A man fitting the description of serial killer suspect Andrew Cunanan was seen running from a home where a gay doctor was slain Thursday in a neighborhood 15 miles from where Gianni Versace was gunned down.
FBI agents and police assigned to the fashion designer’s slaying scrambled to the home near Miami International Airport where the doctor’s body was found in his bedroom. But they cautioned that no direct link between Thursday’s slaying and Tuesday’s point-blank killing of Versace had been found.
“The only thing we have is someone who possibly matches his physical description leaving the scene,” said Metro-Dade police Sgt. Peter Andreu, adding that a neighbor told investigators that a man seen fleeing the house “had similar characteristics to Cunanan.”
Investigators who believe Cunanan is still in the area playing a deadly game of cat and mouse put a close watch on Miami’s busy airport, seaport and bus terminals to head off an escape, and warned South Florida residents he could be nearby.
The witness to Thursday’s slaying told police he heard a burglar alarm at about 6 a.m. and saw a white man in his late 20s or early 30s, around 5 feet 10 inches tall, with a slim build and dark hair - a description that generally fits that of the 27-year-old Cunanan, who has been accused of preying on wealthy gay men.
The victim was Dr. Silvio Alfonso, 44, a Cuban-born physician who was granted political asylum in the United States in 1991 and worked at the Flamingo Medical Center in neighboring Hialeah.

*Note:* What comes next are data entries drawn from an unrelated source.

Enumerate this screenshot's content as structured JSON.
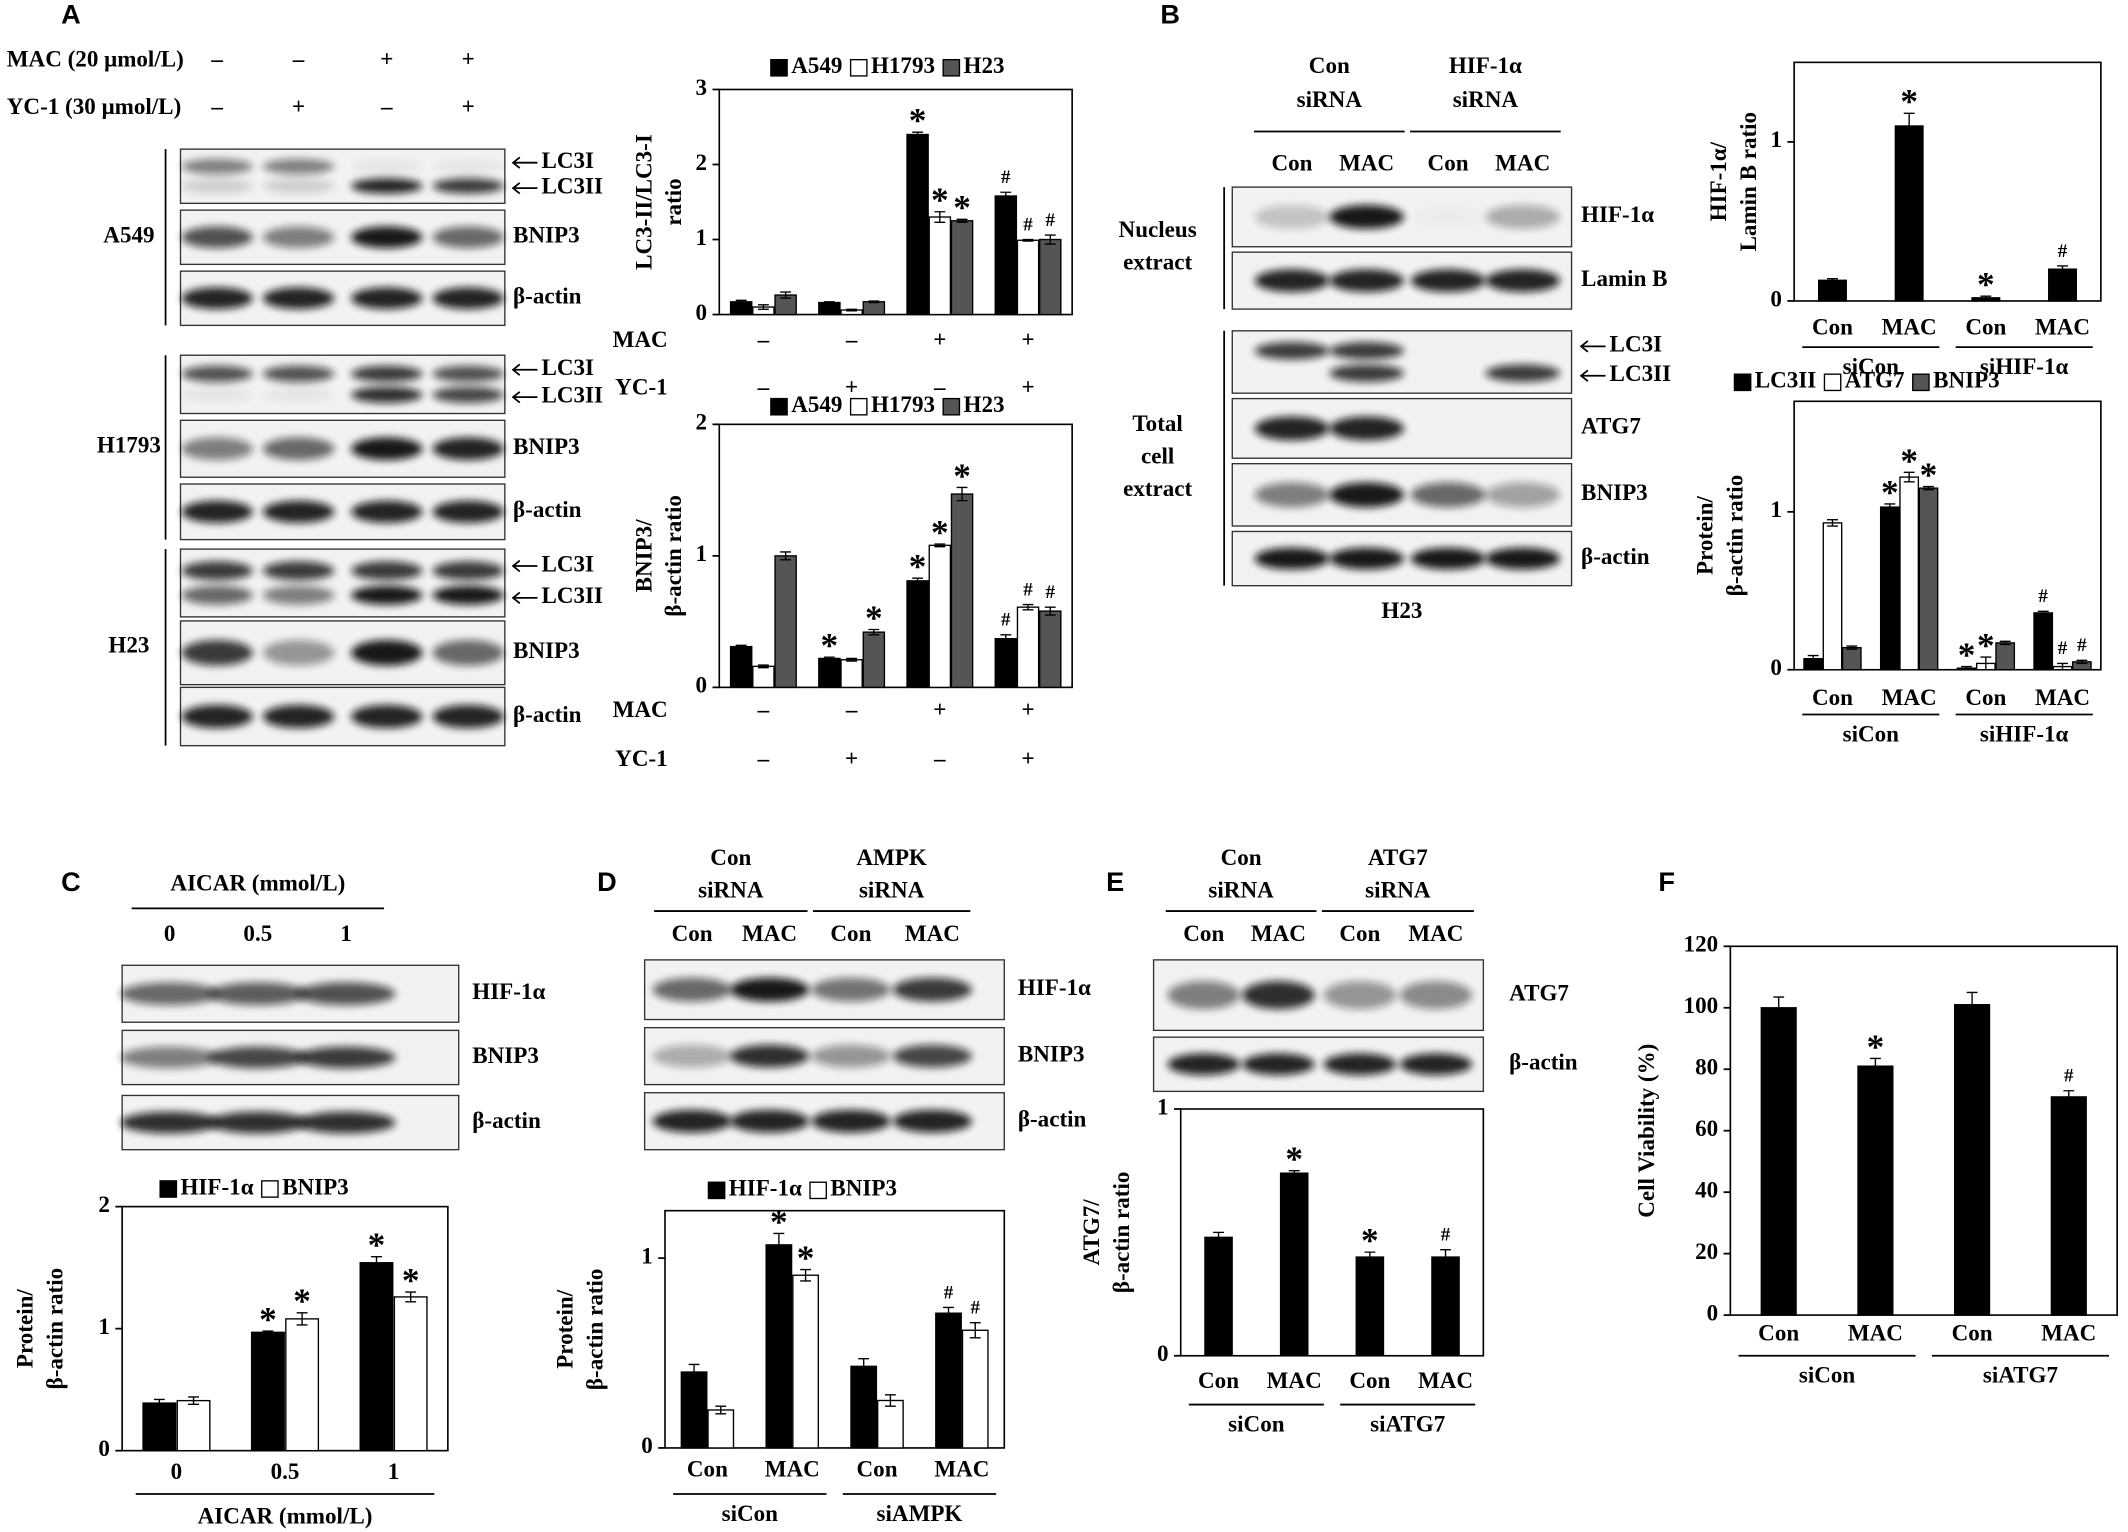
{
  "panel_letters": [
    "A",
    "B",
    "C",
    "D",
    "E",
    "F"
  ],
  "blots": [
    {
      "conditions": [
        {
          "name": "MAC (20 μmol/L)",
          "values": [
            "–",
            "–",
            "+",
            "+"
          ]
        },
        {
          "name": "YC-1 (30 μmol/L)",
          "values": [
            "–",
            "+",
            "–",
            "+"
          ]
        }
      ],
      "sections": [
        {
          "name": [
            "A549"
          ],
          "rows": [
            [
              "LC3I",
              "LC3II"
            ],
            [
              "BNIP3"
            ],
            [
              "β-actin"
            ]
          ]
        },
        {
          "name": [
            "H1793"
          ],
          "rows": [
            [
              "LC3I",
              "LC3II"
            ],
            [
              "BNIP3"
            ],
            [
              "β-actin"
            ]
          ]
        },
        {
          "name": [
            "H23"
          ],
          "rows": [
            [
              "LC3I",
              "LC3II"
            ],
            [
              "BNIP3"
            ],
            [
              "β-actin"
            ]
          ]
        }
      ]
    },
    {
      "headers": [
        [
          "Con",
          "siRNA"
        ],
        [
          "HIF-1α",
          "siRNA"
        ]
      ],
      "lanes": [
        "Con",
        "MAC",
        "Con",
        "MAC"
      ],
      "sections": [
        {
          "name": [
            "Nucleus",
            "extract"
          ],
          "rows": [
            [
              "HIF-1α"
            ],
            [
              "Lamin B"
            ]
          ]
        },
        {
          "name": [
            "Total",
            "cell",
            "extract"
          ],
          "rows": [
            [
              "LC3I",
              "LC3II"
            ],
            [
              "ATG7"
            ],
            [
              "BNIP3"
            ],
            [
              "β-actin"
            ]
          ]
        }
      ],
      "footer": "H23"
    },
    {
      "headers": [
        [
          "AICAR (mmol/L)"
        ]
      ],
      "lanes": [
        "0",
        "0.5",
        "1"
      ],
      "sections": [
        {
          "name": null,
          "rows": [
            [
              "HIF-1α"
            ],
            [
              "BNIP3"
            ],
            [
              "β-actin"
            ]
          ]
        }
      ]
    },
    {
      "headers": [
        [
          "Con",
          "siRNA"
        ],
        [
          "AMPK",
          "siRNA"
        ]
      ],
      "lanes": [
        "Con",
        "MAC",
        "Con",
        "MAC"
      ],
      "sections": [
        {
          "name": null,
          "rows": [
            [
              "HIF-1α"
            ],
            [
              "BNIP3"
            ],
            [
              "β-actin"
            ]
          ]
        }
      ]
    },
    {
      "headers": [
        [
          "Con",
          "siRNA"
        ],
        [
          "ATG7",
          "siRNA"
        ]
      ],
      "lanes": [
        "Con",
        "MAC",
        "Con",
        "MAC"
      ],
      "sections": [
        {
          "name": null,
          "rows": [
            [
              "ATG7"
            ],
            [
              "β-actin"
            ]
          ]
        }
      ]
    }
  ],
  "chart_data": [
    {
      "type": "bar",
      "ylabel": [
        "LC3-II/LC3-I",
        "ratio"
      ],
      "ylim": [
        0,
        3
      ],
      "yticks": [
        0,
        1,
        2,
        3
      ],
      "categories": [
        null,
        null,
        null,
        null
      ],
      "conditions": [
        {
          "name": "MAC",
          "values": [
            "–",
            "–",
            "+",
            "+"
          ]
        },
        {
          "name": "YC-1",
          "values": [
            "–",
            "+",
            "–",
            "+"
          ]
        }
      ],
      "legend": true,
      "series": [
        {
          "name": "A549",
          "color": "#000000",
          "values": [
            0.17,
            0.16,
            2.4,
            1.58
          ],
          "errors": [
            0.02,
            0.01,
            0.03,
            0.05
          ],
          "annotations": [
            null,
            null,
            "*",
            "#"
          ]
        },
        {
          "name": "H1793",
          "color": "#ffffff",
          "values": [
            0.1,
            0.06,
            1.3,
            0.99
          ],
          "errors": [
            0.03,
            0.01,
            0.07,
            0.01
          ],
          "annotations": [
            null,
            null,
            "*",
            "#"
          ]
        },
        {
          "name": "H23",
          "color": "#555555",
          "values": [
            0.26,
            0.17,
            1.25,
            1.0
          ],
          "errors": [
            0.04,
            0.01,
            0.02,
            0.06
          ],
          "annotations": [
            null,
            null,
            "*",
            "#"
          ]
        }
      ]
    },
    {
      "type": "bar",
      "ylabel": [
        "BNIP3/",
        "β-actin ratio"
      ],
      "ylim": [
        0,
        2
      ],
      "yticks": [
        0,
        1,
        2
      ],
      "categories": [
        null,
        null,
        null,
        null
      ],
      "conditions": [
        {
          "name": "MAC",
          "values": [
            "–",
            "–",
            "+",
            "+"
          ]
        },
        {
          "name": "YC-1",
          "values": [
            "–",
            "+",
            "–",
            "+"
          ]
        }
      ],
      "legend": true,
      "series": [
        {
          "name": "A549",
          "color": "#000000",
          "values": [
            0.31,
            0.22,
            0.81,
            0.37
          ],
          "errors": [
            0.01,
            0.01,
            0.02,
            0.03
          ],
          "annotations": [
            null,
            "*",
            "*",
            "#"
          ]
        },
        {
          "name": "H1793",
          "color": "#ffffff",
          "values": [
            0.16,
            0.21,
            1.08,
            0.61
          ],
          "errors": [
            0.01,
            0.01,
            0.01,
            0.02
          ],
          "annotations": [
            null,
            null,
            "*",
            "#"
          ]
        },
        {
          "name": "H23",
          "color": "#555555",
          "values": [
            1.0,
            0.42,
            1.47,
            0.58
          ],
          "errors": [
            0.03,
            0.02,
            0.05,
            0.03
          ],
          "annotations": [
            null,
            "*",
            "*",
            "#"
          ]
        }
      ]
    },
    {
      "type": "bar",
      "ylabel": [
        "HIF-1α/",
        "Lamin B ratio"
      ],
      "ylim": [
        0,
        1.5
      ],
      "yticks": [
        0,
        1
      ],
      "categories": [
        "Con",
        "MAC",
        "Con",
        "MAC"
      ],
      "groups": [
        "siCon",
        "siHIF-1α"
      ],
      "legend": false,
      "series": [
        {
          "name": "HIF-1α",
          "color": "#000000",
          "values": [
            0.13,
            1.1,
            0.02,
            0.2
          ],
          "errors": [
            0.01,
            0.08,
            0.01,
            0.02
          ],
          "annotations": [
            null,
            "*",
            "*",
            "#"
          ]
        }
      ]
    },
    {
      "type": "bar",
      "ylabel": [
        "Protein/",
        "β-actin ratio"
      ],
      "ylim": [
        0,
        1.7
      ],
      "yticks": [
        0,
        1
      ],
      "categories": [
        "Con",
        "MAC",
        "Con",
        "MAC"
      ],
      "groups": [
        "siCon",
        "siHIF-1α"
      ],
      "legend": true,
      "series": [
        {
          "name": "LC3II",
          "color": "#000000",
          "values": [
            0.07,
            1.03,
            0.01,
            0.36
          ],
          "errors": [
            0.02,
            0.02,
            0.01,
            0.01
          ],
          "annotations": [
            null,
            "*",
            "*",
            "#"
          ]
        },
        {
          "name": "ATG7",
          "color": "#ffffff",
          "values": [
            0.93,
            1.22,
            0.04,
            0.02
          ],
          "errors": [
            0.02,
            0.03,
            0.04,
            0.02
          ],
          "annotations": [
            null,
            "*",
            "*",
            "#"
          ]
        },
        {
          "name": "BNIP3",
          "color": "#555555",
          "values": [
            0.14,
            1.15,
            0.17,
            0.05
          ],
          "errors": [
            0.01,
            0.01,
            0.01,
            0.01
          ],
          "annotations": [
            null,
            "*",
            null,
            "#"
          ]
        }
      ]
    },
    {
      "type": "bar",
      "ylabel": [
        "Protein/",
        "β-actin ratio"
      ],
      "ylim": [
        0,
        2
      ],
      "yticks": [
        0,
        1,
        2
      ],
      "categories": [
        "0",
        "0.5",
        "1"
      ],
      "xlabel": "AICAR (mmol/L)",
      "legend": true,
      "series": [
        {
          "name": "HIF-1α",
          "color": "#000000",
          "values": [
            0.39,
            0.97,
            1.54
          ],
          "errors": [
            0.03,
            0.01,
            0.05
          ],
          "annotations": [
            null,
            "*",
            "*"
          ]
        },
        {
          "name": "BNIP3",
          "color": "#ffffff",
          "values": [
            0.41,
            1.08,
            1.26
          ],
          "errors": [
            0.03,
            0.05,
            0.04
          ],
          "annotations": [
            null,
            "*",
            "*"
          ]
        }
      ]
    },
    {
      "type": "bar",
      "ylabel": [
        "Protein/",
        "β-actin ratio"
      ],
      "ylim": [
        0,
        1.25
      ],
      "yticks": [
        0,
        1
      ],
      "categories": [
        "Con",
        "MAC",
        "Con",
        "MAC"
      ],
      "groups": [
        "siCon",
        "siAMPK"
      ],
      "legend": true,
      "series": [
        {
          "name": "HIF-1α",
          "color": "#000000",
          "values": [
            0.4,
            1.07,
            0.43,
            0.71
          ],
          "errors": [
            0.04,
            0.06,
            0.04,
            0.03
          ],
          "annotations": [
            null,
            "*",
            null,
            "#"
          ]
        },
        {
          "name": "BNIP3",
          "color": "#ffffff",
          "values": [
            0.2,
            0.91,
            0.25,
            0.62
          ],
          "errors": [
            0.02,
            0.03,
            0.03,
            0.04
          ],
          "annotations": [
            null,
            "*",
            null,
            "#"
          ]
        }
      ]
    },
    {
      "type": "bar",
      "ylabel": [
        "ATG7/",
        "β-actin ratio"
      ],
      "ylim": [
        0,
        1
      ],
      "yticks": [
        0,
        1
      ],
      "categories": [
        "Con",
        "MAC",
        "Con",
        "MAC"
      ],
      "groups": [
        "siCon",
        "siATG7"
      ],
      "legend": false,
      "series": [
        {
          "name": "ATG7",
          "color": "#000000",
          "values": [
            0.48,
            0.74,
            0.4,
            0.4
          ],
          "errors": [
            0.02,
            0.01,
            0.02,
            0.03
          ],
          "annotations": [
            null,
            "*",
            "*",
            "#"
          ]
        }
      ]
    },
    {
      "type": "bar",
      "ylabel": [
        "Cell Viability (%)"
      ],
      "ylim": [
        0,
        120
      ],
      "yticks": [
        0,
        20,
        40,
        60,
        80,
        100,
        120
      ],
      "categories": [
        "Con",
        "MAC",
        "Con",
        "MAC"
      ],
      "groups": [
        "siCon",
        "siATG7"
      ],
      "legend": false,
      "series": [
        {
          "name": "Cell viability",
          "color": "#000000",
          "values": [
            100,
            81,
            101,
            71
          ],
          "errors": [
            3.5,
            2.5,
            4,
            2
          ],
          "annotations": [
            null,
            "*",
            null,
            "#"
          ]
        }
      ]
    }
  ]
}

“Our investigation shows he appears to have a gay lifestyle,” Metro Dade police spokeswoman Linda O’Brien said of Alfonso.
Police have focused an intense search across South Florida since Versace was gunned down outside his oceanfront villa after a morning walk. Experts on serial killers warned the intense international publicity surrounding Cunanan could be fueling his ego and his blood lust.
“I would say he’s euphoric at this point. If we don’t stop him, he will kill again,” said Jack Levin, who heads Northeastern University’s Program for the Study of Violence and is the author of three books on serial killers.